Menakar Relasi Antara Hukum dan Kekuasaan Dalam Perspektif Keadilan dari Kacamata Filsafat Hukum

Arie Elcaputera

Mahasiswa Program Studi Doktor Ilmu Hukum Fakultas Hukum Universitas Jambi

Arie Elcaputera SH MH, ARIE ELCAPUTERA P3B121013 Mahasiswa Program Studi Doktor Ilmu Hukum Fakultas Hukum Universitas Jambi (Ist)
Arie Elcaputera SH MH, Mahasiswa Program Studi Doktor Ilmu Hukum Fakultas Hukum Universitas Jambi (Ist)

Bengkulu, helloborneo.com – Ketika berbicara mengenai relasi antara hukum dengan kekuasaan maka ini merupakan sebuah pertanyaan yang harus dijawab dengan jawaban refleksi filosofis.

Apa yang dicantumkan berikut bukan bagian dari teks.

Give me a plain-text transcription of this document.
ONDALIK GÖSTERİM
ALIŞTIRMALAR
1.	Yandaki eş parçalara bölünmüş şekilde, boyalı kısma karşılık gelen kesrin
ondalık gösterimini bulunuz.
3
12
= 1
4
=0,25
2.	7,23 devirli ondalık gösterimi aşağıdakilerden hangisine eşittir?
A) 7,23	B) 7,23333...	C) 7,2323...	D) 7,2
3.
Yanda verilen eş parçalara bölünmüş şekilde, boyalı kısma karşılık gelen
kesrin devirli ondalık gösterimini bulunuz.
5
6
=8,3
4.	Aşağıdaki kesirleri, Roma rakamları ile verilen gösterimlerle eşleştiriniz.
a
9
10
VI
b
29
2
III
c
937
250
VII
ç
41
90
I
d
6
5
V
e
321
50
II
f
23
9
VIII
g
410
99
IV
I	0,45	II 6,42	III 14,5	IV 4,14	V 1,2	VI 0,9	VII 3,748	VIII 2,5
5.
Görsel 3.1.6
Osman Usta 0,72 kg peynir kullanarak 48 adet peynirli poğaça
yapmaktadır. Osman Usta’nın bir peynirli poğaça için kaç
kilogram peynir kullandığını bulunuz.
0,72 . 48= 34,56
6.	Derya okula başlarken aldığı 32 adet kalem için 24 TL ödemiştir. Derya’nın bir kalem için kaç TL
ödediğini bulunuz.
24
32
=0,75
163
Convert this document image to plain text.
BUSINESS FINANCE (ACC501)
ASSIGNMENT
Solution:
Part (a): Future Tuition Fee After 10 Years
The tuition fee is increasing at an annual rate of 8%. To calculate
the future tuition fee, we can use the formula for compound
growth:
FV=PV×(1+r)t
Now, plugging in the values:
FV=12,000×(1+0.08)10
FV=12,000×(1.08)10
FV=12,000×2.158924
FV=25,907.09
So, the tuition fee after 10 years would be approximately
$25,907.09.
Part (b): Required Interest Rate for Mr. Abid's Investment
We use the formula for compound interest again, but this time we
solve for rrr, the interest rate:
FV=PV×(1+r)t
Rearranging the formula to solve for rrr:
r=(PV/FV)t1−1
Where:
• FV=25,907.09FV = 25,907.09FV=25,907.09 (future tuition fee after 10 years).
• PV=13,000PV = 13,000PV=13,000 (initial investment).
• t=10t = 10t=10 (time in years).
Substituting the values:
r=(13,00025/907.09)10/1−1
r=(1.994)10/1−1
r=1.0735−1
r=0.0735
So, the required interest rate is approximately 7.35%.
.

Hukum adalah tata aturan yang tetap atau statis sebagai suatu sistem aturan-aturan tentang perilaku manusia. Dengan demikian hukum tidak merujuk pada satu aturan tunggal, tetapi pada seperangkat aturan dalam suatu kesatuan sehingga dapat dipahami sebagai suatu sistem. Konsekuensinya, adalah tidak mungkin memahami hukum jika hanya memperhatikan suatu aturan saja. Sehingga dapat dikatakan hukum itu sendiri mengandaikan kekuasaan, akan tetapi pada saat-saat tertentu hukum diharapkan juga mampu bersikap kritis terhadap kekuasaan ketika kekuasaan itu dianggap berada pada wilayah yang berseberangan dengan hukum, karena sebenarnya hukum itu dapat dikatakan adalah kekuasaan itu sendiri. Hukum lahir karena adanya tuntutan-tuntutan instrumental terhadap pemerintah (kekuasaan). Jadi bagaimanapun, hukum tidak mungkin dipisahkan dari keberadaan suatu pemerintah. 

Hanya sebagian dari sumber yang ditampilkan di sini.